Daß der Grundakt des Denkens das Unterscheiden von etwas Bestimmtem ist, ist die Basiseinsicht, die im frühen Griechenland die abendländische Philosophie und Erkenntnistheorie begründet hat. Daß seiend demnach das ist, was unterschieden werden kann, also etwas Bestimmtes, legte den Grundstein für die erste kritisch begründete Ontologie und Metaphysik und die Hinwendung zu einer über das dingliche Sein hinausgehenden Suche nach den Kriterien des Seins und des Denkens.

Es war der eleatische Philosoph Parmenides, der mit seiner Seinsanalyse die Einsichten formulierte, die Platon in seinen Dialogen als systematische und umfassende Philosophie explizierte und in ihren Konsequenzen für die Möglichkeit der Erkenntnis des Sinnlich-Wahrnehmbaren und eines kritisch begründeten Handelns in der empirischen Lebenswelt durchdachte.

Auch Aristoteles fußt mit seiner Wissenschaftstheorie und Konzentration auf die Bedeutung des Widerspruchsaxioms auf diesen Erkenntnissen. Die aristotelische und platonische philosophische Tradition der Spätantike und des (christlichen, jüdischen und muslimischen) Mittelalters ist in diesen Bahnen weitergegangen und hat im philosophischen Unterricht, in den sog. Artes liberales und den mittelalterlichen Summen und Artistenfakultäten die Basis geschaffen für ein konsequent unterscheidungsphilosophisches Denken in Philosophie, Wissenschaft, Literatur und Theologie, das beinahe 1000 Jahre lang unangefochten blieb.

Demgegenüber wurde in den drei großen Philosophenschulen des antiken Hellenismus eine neue philosophische Bewegung kultiviert, die den Seinsbegriff ebenso wie die Grundkonzeption des Denkens revolutionierte. Als Grundakt des Denkens galt nun nicht mehr das Unterscheiden, sondern die kritische Repräsentation von passiv rezipierten Anschauungsbildern vor dem Bewußtsein. Damit erschien nun auch das sinnliche Existieren als primäre Bedeutung des Verbums „Sein“. 500 Jahre lang bis zur Wiederetablierung platonischen Denkens als dominante philosophische Bewegung im 3. Jh. n. Chr. durch Plotin prägte dieses bewußtseinsphilosophische Denken die europäische Geistesgeschichte mit enormen Konsequenzen für alle philosophischen und wissenschaftlichen Disziplinen, für Kunst, Literatur und Religion.

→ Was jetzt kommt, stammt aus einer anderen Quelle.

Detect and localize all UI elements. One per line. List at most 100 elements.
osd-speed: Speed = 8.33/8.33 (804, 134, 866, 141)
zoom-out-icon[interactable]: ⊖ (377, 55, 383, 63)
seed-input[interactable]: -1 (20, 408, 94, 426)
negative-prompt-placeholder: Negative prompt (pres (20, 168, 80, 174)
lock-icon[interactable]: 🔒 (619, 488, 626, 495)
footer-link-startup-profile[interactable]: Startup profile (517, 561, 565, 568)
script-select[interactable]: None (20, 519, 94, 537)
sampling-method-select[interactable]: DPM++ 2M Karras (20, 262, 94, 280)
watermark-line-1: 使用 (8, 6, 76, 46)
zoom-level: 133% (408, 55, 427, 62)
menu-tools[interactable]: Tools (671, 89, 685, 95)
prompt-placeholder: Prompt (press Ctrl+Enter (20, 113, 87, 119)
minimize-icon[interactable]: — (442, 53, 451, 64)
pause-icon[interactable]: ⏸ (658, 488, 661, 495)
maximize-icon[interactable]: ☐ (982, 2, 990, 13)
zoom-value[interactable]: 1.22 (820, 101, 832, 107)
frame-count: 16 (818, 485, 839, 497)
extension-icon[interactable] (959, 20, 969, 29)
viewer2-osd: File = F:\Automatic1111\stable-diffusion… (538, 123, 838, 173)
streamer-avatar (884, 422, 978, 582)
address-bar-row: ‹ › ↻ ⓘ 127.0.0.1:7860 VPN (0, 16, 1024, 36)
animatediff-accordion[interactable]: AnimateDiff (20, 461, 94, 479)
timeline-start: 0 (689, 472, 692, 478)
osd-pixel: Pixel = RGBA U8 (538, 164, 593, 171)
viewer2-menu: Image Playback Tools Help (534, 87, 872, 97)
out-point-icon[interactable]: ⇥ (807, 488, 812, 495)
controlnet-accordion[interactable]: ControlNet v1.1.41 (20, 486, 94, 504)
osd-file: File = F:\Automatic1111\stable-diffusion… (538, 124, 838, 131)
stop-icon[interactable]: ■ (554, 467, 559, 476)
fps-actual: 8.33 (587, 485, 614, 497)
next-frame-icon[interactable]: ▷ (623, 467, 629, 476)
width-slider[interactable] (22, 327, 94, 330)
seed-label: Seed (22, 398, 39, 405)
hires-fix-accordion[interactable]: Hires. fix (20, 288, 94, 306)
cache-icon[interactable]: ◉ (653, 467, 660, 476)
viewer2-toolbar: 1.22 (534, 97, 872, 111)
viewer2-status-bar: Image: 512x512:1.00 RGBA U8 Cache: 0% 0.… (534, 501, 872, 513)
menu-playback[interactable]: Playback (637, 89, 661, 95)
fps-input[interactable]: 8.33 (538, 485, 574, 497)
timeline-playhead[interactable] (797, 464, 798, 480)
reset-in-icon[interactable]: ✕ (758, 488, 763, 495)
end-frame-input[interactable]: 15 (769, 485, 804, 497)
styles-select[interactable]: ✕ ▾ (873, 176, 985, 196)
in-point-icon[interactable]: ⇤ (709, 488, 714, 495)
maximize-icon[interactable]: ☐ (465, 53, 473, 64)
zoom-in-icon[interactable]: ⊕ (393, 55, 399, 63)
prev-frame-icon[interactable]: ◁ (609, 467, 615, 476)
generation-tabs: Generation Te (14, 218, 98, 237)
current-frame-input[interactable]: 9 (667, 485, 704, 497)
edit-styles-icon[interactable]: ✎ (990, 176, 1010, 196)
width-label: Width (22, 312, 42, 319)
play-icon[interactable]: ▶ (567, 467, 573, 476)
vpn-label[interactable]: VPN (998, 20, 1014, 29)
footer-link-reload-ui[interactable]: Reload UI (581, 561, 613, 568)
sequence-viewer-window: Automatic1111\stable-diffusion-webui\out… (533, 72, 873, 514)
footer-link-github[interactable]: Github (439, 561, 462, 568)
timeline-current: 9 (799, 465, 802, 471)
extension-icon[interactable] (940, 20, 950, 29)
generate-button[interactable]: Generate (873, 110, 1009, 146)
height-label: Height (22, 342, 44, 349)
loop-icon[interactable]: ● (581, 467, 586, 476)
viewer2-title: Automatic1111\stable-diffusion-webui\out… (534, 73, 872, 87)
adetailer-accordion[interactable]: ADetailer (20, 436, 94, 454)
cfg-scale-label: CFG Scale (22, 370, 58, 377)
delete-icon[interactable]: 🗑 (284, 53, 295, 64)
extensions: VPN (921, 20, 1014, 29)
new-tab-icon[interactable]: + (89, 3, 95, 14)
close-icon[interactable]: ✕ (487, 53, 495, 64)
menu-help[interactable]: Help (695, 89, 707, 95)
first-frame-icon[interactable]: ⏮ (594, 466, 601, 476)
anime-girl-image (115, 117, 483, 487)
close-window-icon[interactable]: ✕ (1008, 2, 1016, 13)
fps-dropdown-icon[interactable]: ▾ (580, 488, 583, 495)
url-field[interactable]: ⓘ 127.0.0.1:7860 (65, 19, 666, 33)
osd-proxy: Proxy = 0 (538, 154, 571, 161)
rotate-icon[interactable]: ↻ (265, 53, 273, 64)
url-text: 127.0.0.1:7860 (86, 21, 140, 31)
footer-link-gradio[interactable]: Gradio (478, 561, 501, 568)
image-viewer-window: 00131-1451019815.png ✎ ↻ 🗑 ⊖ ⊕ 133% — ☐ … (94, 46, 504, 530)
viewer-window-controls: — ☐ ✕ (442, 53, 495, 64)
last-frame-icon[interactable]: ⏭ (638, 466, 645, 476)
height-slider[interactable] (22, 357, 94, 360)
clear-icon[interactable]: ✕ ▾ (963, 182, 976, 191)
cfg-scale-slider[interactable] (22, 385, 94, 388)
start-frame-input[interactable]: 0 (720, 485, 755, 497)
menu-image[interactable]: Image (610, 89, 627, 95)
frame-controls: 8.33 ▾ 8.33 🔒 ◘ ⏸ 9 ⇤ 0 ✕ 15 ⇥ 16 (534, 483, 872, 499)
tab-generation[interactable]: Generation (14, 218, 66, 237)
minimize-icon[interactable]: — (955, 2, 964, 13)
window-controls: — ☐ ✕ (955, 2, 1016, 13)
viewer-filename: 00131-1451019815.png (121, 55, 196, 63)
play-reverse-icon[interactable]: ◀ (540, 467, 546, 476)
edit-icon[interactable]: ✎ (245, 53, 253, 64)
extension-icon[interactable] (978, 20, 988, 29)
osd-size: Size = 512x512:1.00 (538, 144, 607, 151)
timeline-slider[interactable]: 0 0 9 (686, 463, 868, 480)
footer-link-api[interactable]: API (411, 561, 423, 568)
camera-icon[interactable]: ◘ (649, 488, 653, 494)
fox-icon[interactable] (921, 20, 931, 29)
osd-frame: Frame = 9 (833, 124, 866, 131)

Die Wiederentdeckung dieser hellenistischen, bewußtseinsphilosophischen Antike in der Frühen Neuzeit hat diese Gegenbewegung gegen den antiken Platonismus und Aristotelismus zu der prägenden Denkfigur modernen Denkens und Selbstverständnisses avancieren lassen. Neue Formen eines kritischen, d. h. dem Wortsinn nach: „unterscheidenden“ Denkens wurden seit den spätmittelalterlichen Vordenkern der frühen Neuzeit, allen voran Johannes Duns Scotus, etabliert und fanden ihre kongeniale Weiterwicklung in Descartes’ kritischer Methodologie der Meditationes und Kants drei Kritiken. Alle diese Wenden wurden immer als Überwindung einer vorgeblich naiven, unkritischen Antike entworfen. Als diese unkritische Antike wird vor allem die platonische und aristotelische Antike stilisiert – und damit die Antike, die das krinein, das Unterscheiden zu ihrem höchsten Prinzip erhoben hatte. Dieser Unterschied zwischen einer platonisch-aristotelischen und einer hellenistischen Erkenntnisbegründung hat weitreichende Konsequenzen für die Literatur und Kunst in Europa. Die Moderne hat ihr eigenes Selbstbewußtsein nicht nur in ständiger Auseinandersetzung mit der Antike entwickelt, sondern mußte sich zur Begründung ihres radikalen Neuheits- und Überwindungsanspruchs immer wieder eine naive, metaphysisch-abhängige, nicht-autarke, nicht ihrer selbst bewußte Antike konstruieren, die diesen Strategien der Selbstbegründung als zu überwindendes Gegenbild dienen konnte.

Es war Arbogast Schmitt, der in seinen Arbeiten die eben skizzierten wirkungsgeschichtlichen Zusammenhänge erstmals in der modernen philosophiegeschichtlichen und klassisch philologischen Forschung aufgezeigt, die erkenntnistheoretischen Grundlagen durchdacht und in ihren Konsequenzen für Wissenschaft und Literatur thematisiert hat.

Die Tagung „Denken ist Unterscheiden: Kritische Erkenntnisbegründungen in Antike und Moderne“ faßt die Zusammenhänge zwischen Erkenntnisbegründung und wissenschaftlicher und literarischer Praxis gebündelt und von den unterschiedlichen Perspektiven vieler Disziplinen aus ins Auge. Es möchte so einen Beitrag leisten zur Analyse des kritischen Potentials der platonischen und aristotelischen Philosophie.